As far as Little sees it, the issue is how the public perceives these players.
"A lot of the people that are watching the game are more [often] casual players than elite players and that should be clear because that's how all games work; poker is no different," he said. "So what we're trying to figure out is how to make the elite players appear more accessible and fun to the amateur players [and] the recreational players; and I think things like these question and answer sessions are good for that."
Little is relatively quiet on the felt himself, but does everything in his power to let people know they can talk to him outside of a hand.
"Whenever I play at high stakes, I'm pretty stoic. I'm trying to give away nothing and I think a lot of players are like that," he said. "But at the same time you can watch people on Twitch streaming. Jason Somerville's a good example of that. If you play live poker with him at very high stakes, he's often going to be pretty stoic when he's in a hand. I talk just like everybody else when I'm not in a pot, but I know that when I'm in a hand, I'm far from a speech play expert and I am trying to not give away much. So, I understand where my skills lie and it's not chatting during hands and I have really no desire to learn that because I don't think it's necessary."
Little said he wants his own accessibility to be mirrored in the poker community because it will draw people into the fun of the game.
"But I think things like Twitch, like these question and answer sessions, or coming to PokerStars events and hanging out with the pros and talking with them, sitting in the lounge and chatting it up [can show we are accessible]. I mean, I've been hanging out here all morning just talking to people and I'm having fun, so I think coming out to these things can let people know even the high-stakes players are having fun; they are having a good time.

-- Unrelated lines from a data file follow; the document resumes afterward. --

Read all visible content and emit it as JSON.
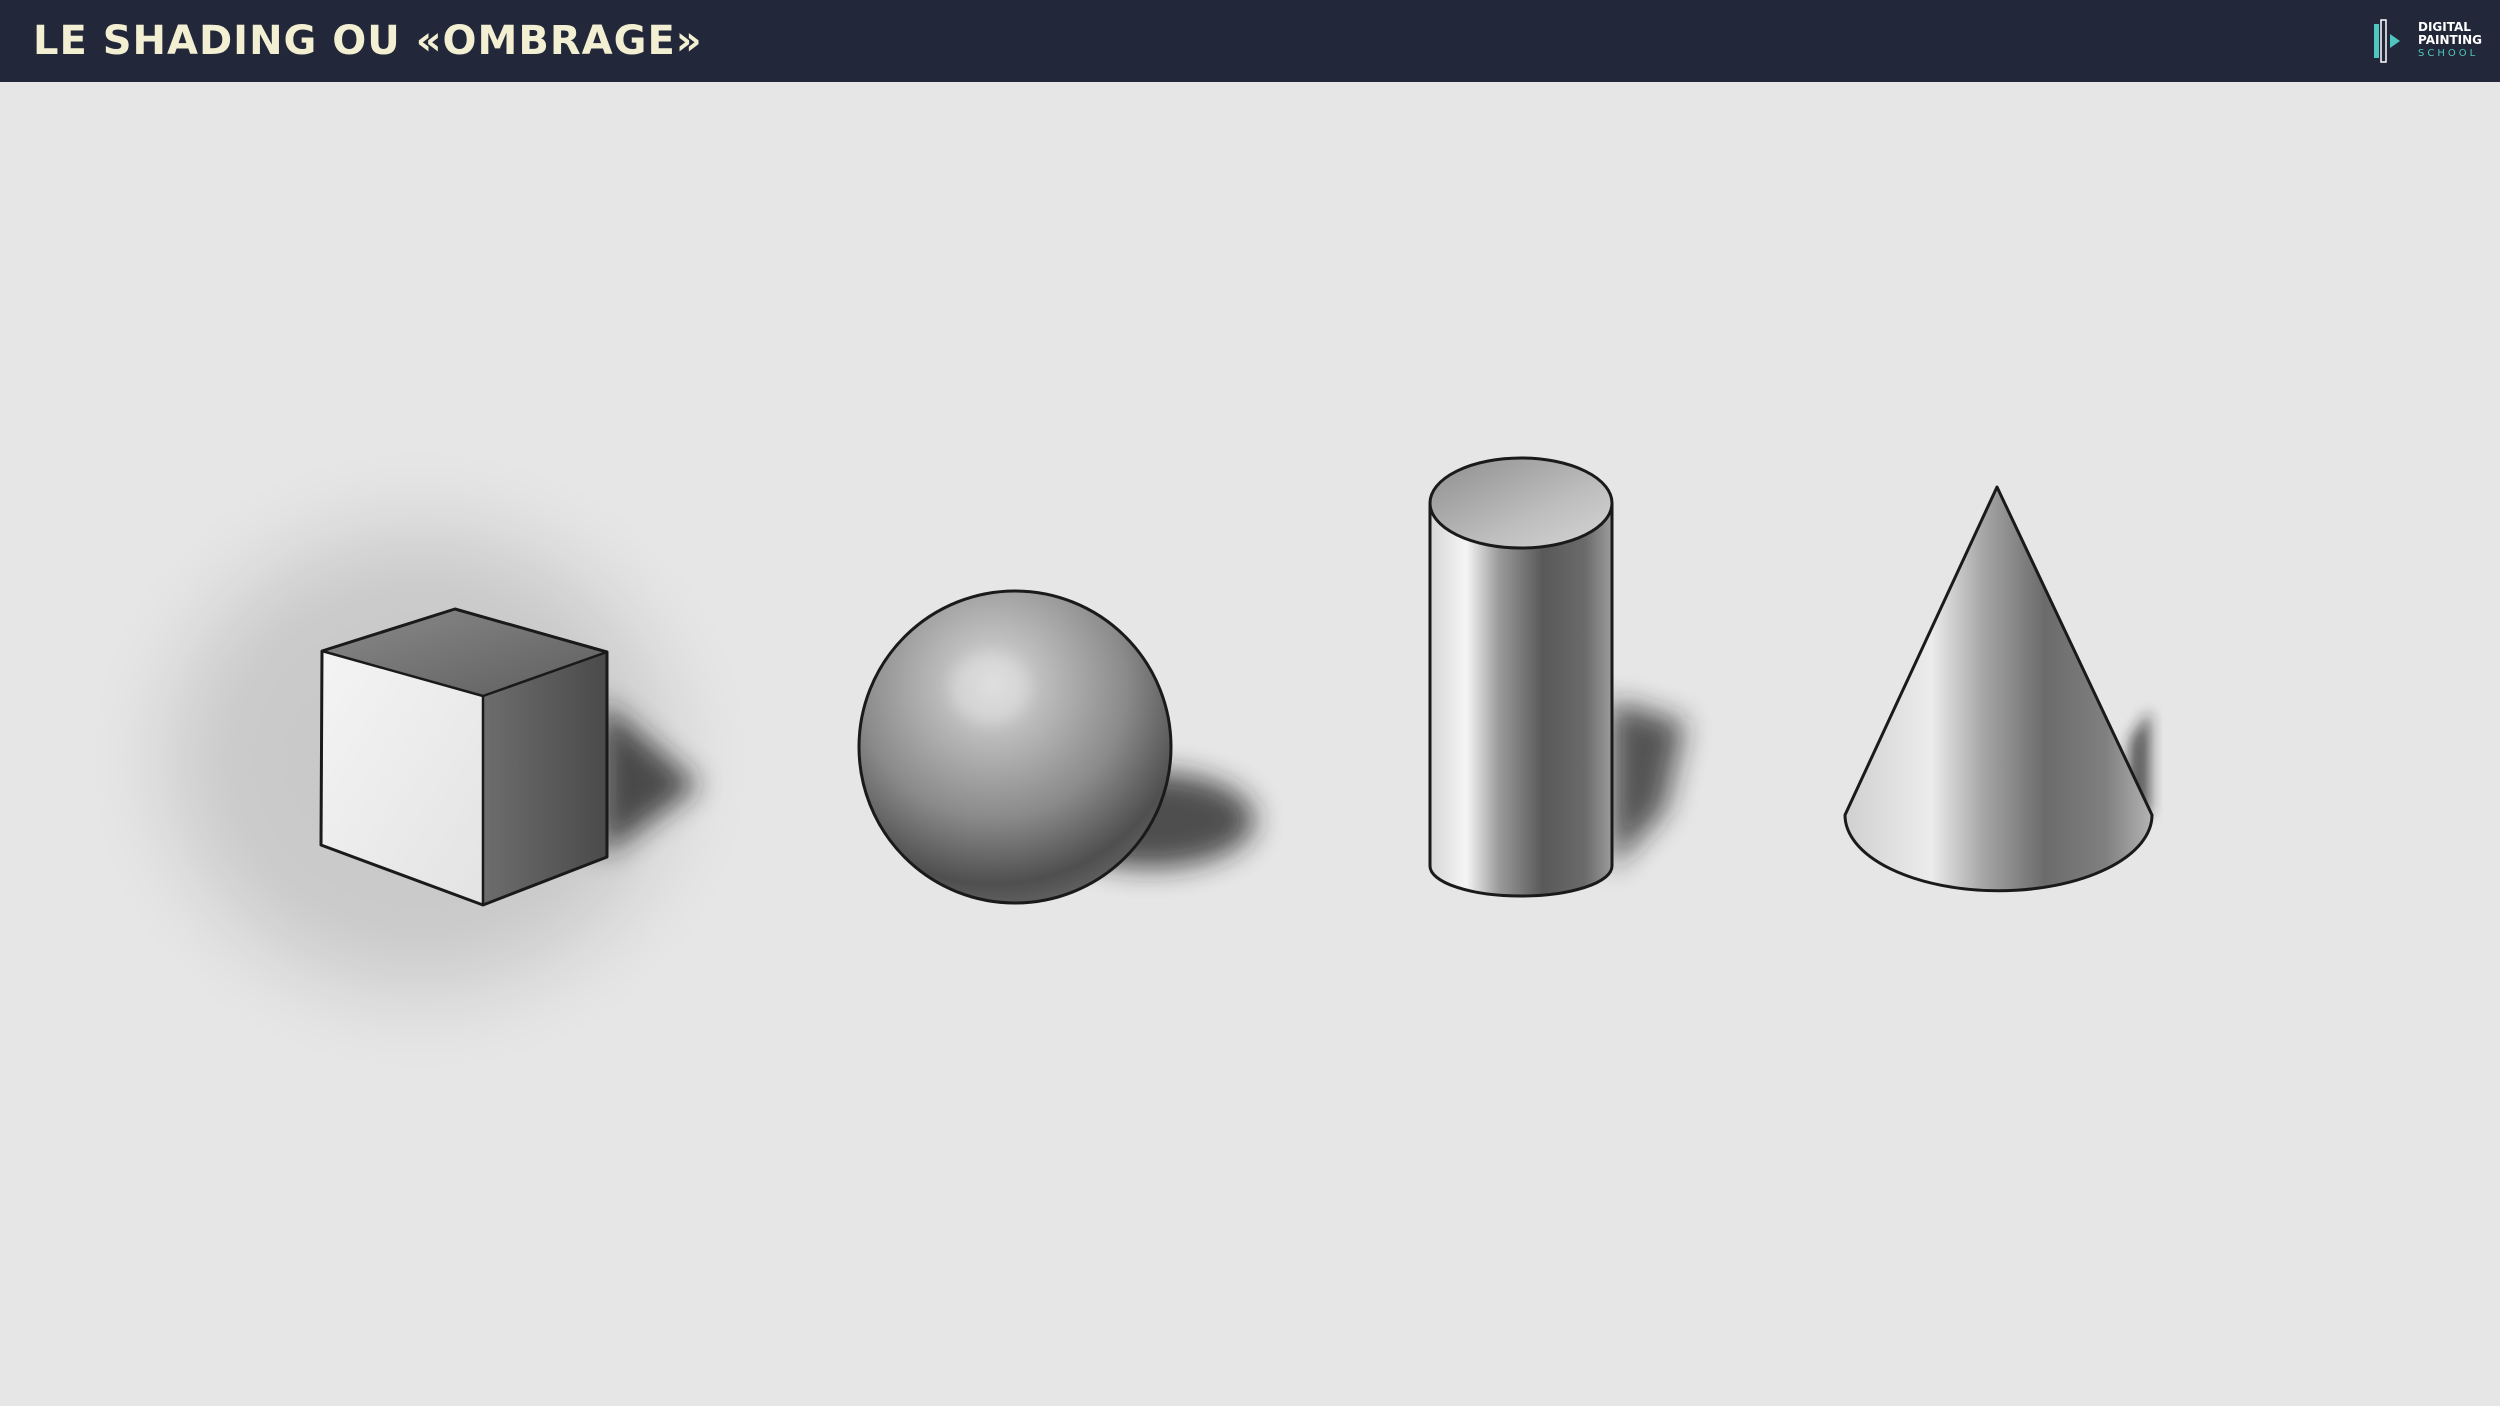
{
  "header": {
    "title": "LE SHADING OU «OMBRAGE»",
    "background": "#222739",
    "title_color": "#f3efd2"
  },
  "logo": {
    "line1": "DIGITAL",
    "line2": "PAINTING",
    "line3": "SCHOOL",
    "accent": "#4fc6c0"
  },
  "canvas": {
    "background": "#e6e6e6"
  },
  "shapes": [
    "cube",
    "sphere",
    "cylinder",
    "cone"
  ]
}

If you play with them at the small-stakes tables, they often will lower the guard significantly because perhaps the goal of that game is not to win the most money possible and give away nothing."
Some professional players have shied away from things like streaming on Twitch because they don't want to give away their secrets or feel like what they do gives away things in terms of strategy and could be turned against them. Little simply sees things differently.

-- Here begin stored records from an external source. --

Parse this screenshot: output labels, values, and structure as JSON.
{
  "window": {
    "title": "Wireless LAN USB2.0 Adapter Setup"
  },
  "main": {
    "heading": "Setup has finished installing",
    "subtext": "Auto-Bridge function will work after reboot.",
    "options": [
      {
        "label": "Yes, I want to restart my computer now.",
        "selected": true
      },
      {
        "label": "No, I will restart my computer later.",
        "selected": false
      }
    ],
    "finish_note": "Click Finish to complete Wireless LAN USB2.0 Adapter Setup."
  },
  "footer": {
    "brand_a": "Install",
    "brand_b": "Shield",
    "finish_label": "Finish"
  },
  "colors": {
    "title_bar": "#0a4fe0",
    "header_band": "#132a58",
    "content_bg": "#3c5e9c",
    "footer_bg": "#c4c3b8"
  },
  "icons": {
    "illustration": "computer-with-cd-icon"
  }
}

"I definitely think [the positives that come from streaming] far outweigh the detriment to myself," Little said. "If you told me I could give away $10,00 or give all of my followers $1,000 each, I'd happily do it because I'm very happy to give away a little bit of myself to help out everyone some amount. Whenever you do stream, you are giving away a little bit, but at the same time, you're helping a lot of people and you're growing the game."
Little says he does all he does in this area for the good of the game.
"I want to see poker thrive and I'm happy to make whatever sacrifice there is," he said. "I don't even think it's that big because I try to play a strategy that's hard to exploit in general and I don't really think it hurts me personally. If you do play a very exploitable strategy, then you may want to adjust. But yeah, streaming is good; you want to be streaming."